Similarly, a few years ago, prominent Australian anticreationist Professor Ian Plimer claimed that he was receiving death threats from Christians. This is the same man who personally launched legal action against Christians because of their beliefs, and who once wrote a book called Telling Lies for God in which he accused the Australian branch of this ministry of financial fraud and other similar ethical slurs based on his own fabrications (the tactic was apparently “throw enough mud and hope some of it sticks”). We believe that this was an effort to get the church to distance itself from us (which many of them did—buying into deceit once again5). In response, we were forced to expend funds, time and effort in defending ourselves by asking a committee of prominent Christians to form, headed by Australia’s most well-known anticorruption fighter, former Chief Magistrate of NSW, Clarrie Briese, who investigated the allegations. Their findings concluded that Plimer’s allegations were baseless and unsupported by the facts.
It’s sad that many also misunderstand the nature of this battle. Evolution is a pervasive theory that has spread its tentacles into every aspect of our culture. It’s the prevailing worldview and it underpins the (lack of) moral values of most people today. And we can see the effects of this all around us. Its proponents are often militantly hostile to Christianity. Yet, the Scriptures tell us to be prepared to give an answer (1 Peter 3:15), and that’s what creation ministries do. If the espousers of evolutionary doctrine are prepared to put their views into the public domain, then the information is fair game and it must be challenged. Scripture encourages this and tells us to ‘ … demolish arguments and every pretension that sets itself up against the knowledge of God, and we take captive every thought to make it obedient to Christ’ (2 Cor. 10:5). Of course, we should only play the ball, and not the man too, not resorting to the same tactics that are often employed against Christians. And taking comfort that God is the Creator and is ultimately sovereign in all things.
- Attenborough reveals creationist hate mail for not crediting God, 29 January 2009. Return to text.
- Attenborough reveals creationist hate mail for not crediting God, richarddawkins.net/article,3551,n,n, 29 January 2009. Return to text.
- Humphreys, D.R. Evidence for a young world, ICR Impact 384, June 2005. Return to text.
- When a non-Christian unjustly accuses a Christian of acting like a ‘non-Christian’ it might be prudent to ask them “How would you know if you are not a Christian yourself?” This is just one way of turning the argument back on to the questioner/accuser and opening up the discussion. I.e. Christians are called to follow Christ’s example so how would they know what that is if they’ve never read the Bible?
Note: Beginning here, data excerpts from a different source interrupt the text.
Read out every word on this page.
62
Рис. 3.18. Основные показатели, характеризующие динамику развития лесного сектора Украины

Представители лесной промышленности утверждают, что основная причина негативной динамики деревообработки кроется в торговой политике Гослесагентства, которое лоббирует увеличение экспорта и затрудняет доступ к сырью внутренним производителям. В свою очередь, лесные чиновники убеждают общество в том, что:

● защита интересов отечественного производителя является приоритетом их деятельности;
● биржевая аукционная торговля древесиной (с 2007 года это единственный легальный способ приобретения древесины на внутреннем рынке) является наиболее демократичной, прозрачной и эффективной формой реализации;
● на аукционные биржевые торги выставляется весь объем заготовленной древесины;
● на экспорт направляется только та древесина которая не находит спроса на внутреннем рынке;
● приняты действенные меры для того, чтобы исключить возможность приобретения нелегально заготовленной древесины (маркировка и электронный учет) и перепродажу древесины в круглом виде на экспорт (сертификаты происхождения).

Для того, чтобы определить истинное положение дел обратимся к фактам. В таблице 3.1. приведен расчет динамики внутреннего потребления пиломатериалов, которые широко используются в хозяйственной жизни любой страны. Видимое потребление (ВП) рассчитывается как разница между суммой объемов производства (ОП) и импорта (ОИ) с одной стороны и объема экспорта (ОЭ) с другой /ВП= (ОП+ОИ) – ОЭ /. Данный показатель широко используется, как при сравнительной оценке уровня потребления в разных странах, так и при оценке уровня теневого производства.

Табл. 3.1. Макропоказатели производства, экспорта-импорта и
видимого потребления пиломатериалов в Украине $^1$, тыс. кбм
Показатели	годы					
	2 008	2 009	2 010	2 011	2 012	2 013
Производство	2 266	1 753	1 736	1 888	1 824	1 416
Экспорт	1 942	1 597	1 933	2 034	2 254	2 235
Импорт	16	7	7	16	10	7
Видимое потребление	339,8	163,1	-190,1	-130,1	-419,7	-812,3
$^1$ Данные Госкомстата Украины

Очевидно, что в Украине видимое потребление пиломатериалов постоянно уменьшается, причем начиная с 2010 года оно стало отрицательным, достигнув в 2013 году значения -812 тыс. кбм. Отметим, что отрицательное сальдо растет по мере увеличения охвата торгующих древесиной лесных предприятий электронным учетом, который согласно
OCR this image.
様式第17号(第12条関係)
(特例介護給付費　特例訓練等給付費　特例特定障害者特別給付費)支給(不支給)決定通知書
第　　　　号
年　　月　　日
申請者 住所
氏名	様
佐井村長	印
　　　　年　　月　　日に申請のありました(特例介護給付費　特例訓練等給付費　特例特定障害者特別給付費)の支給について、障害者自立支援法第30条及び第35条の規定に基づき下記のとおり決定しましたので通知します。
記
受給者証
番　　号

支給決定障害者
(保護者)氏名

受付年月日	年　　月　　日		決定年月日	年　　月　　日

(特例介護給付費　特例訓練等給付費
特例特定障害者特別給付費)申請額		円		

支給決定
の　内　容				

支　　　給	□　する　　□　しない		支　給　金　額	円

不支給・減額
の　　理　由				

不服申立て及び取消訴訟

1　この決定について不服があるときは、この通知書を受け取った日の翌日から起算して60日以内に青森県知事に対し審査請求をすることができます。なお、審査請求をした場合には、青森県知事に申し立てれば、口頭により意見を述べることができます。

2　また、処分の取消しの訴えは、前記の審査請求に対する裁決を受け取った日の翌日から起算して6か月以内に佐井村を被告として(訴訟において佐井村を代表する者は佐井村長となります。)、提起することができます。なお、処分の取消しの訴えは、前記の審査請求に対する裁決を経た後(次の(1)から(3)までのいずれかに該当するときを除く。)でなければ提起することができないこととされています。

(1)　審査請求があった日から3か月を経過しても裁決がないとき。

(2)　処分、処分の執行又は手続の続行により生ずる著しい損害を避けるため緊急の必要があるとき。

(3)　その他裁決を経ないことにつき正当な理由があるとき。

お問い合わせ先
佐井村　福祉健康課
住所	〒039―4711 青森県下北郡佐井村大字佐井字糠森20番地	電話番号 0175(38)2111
Return to text.
- God’s Word of course instructs that “You shall not bear false witness” (Exodus 20:16), but as a protection against those that do, counsels that “No-one is to be convicted on the testimony of only one witness” (Deuteronomy 19:15), and points out, “The one who states his case first seems right, until the other comes and examines him” Proverbs 18:17). If believers today kept biblical counsel in mind whenever “dissension among brothers” (Proverbs 6:19) arises (as, regrettably, it so often does), it would surely make for a healthier church. Return to text.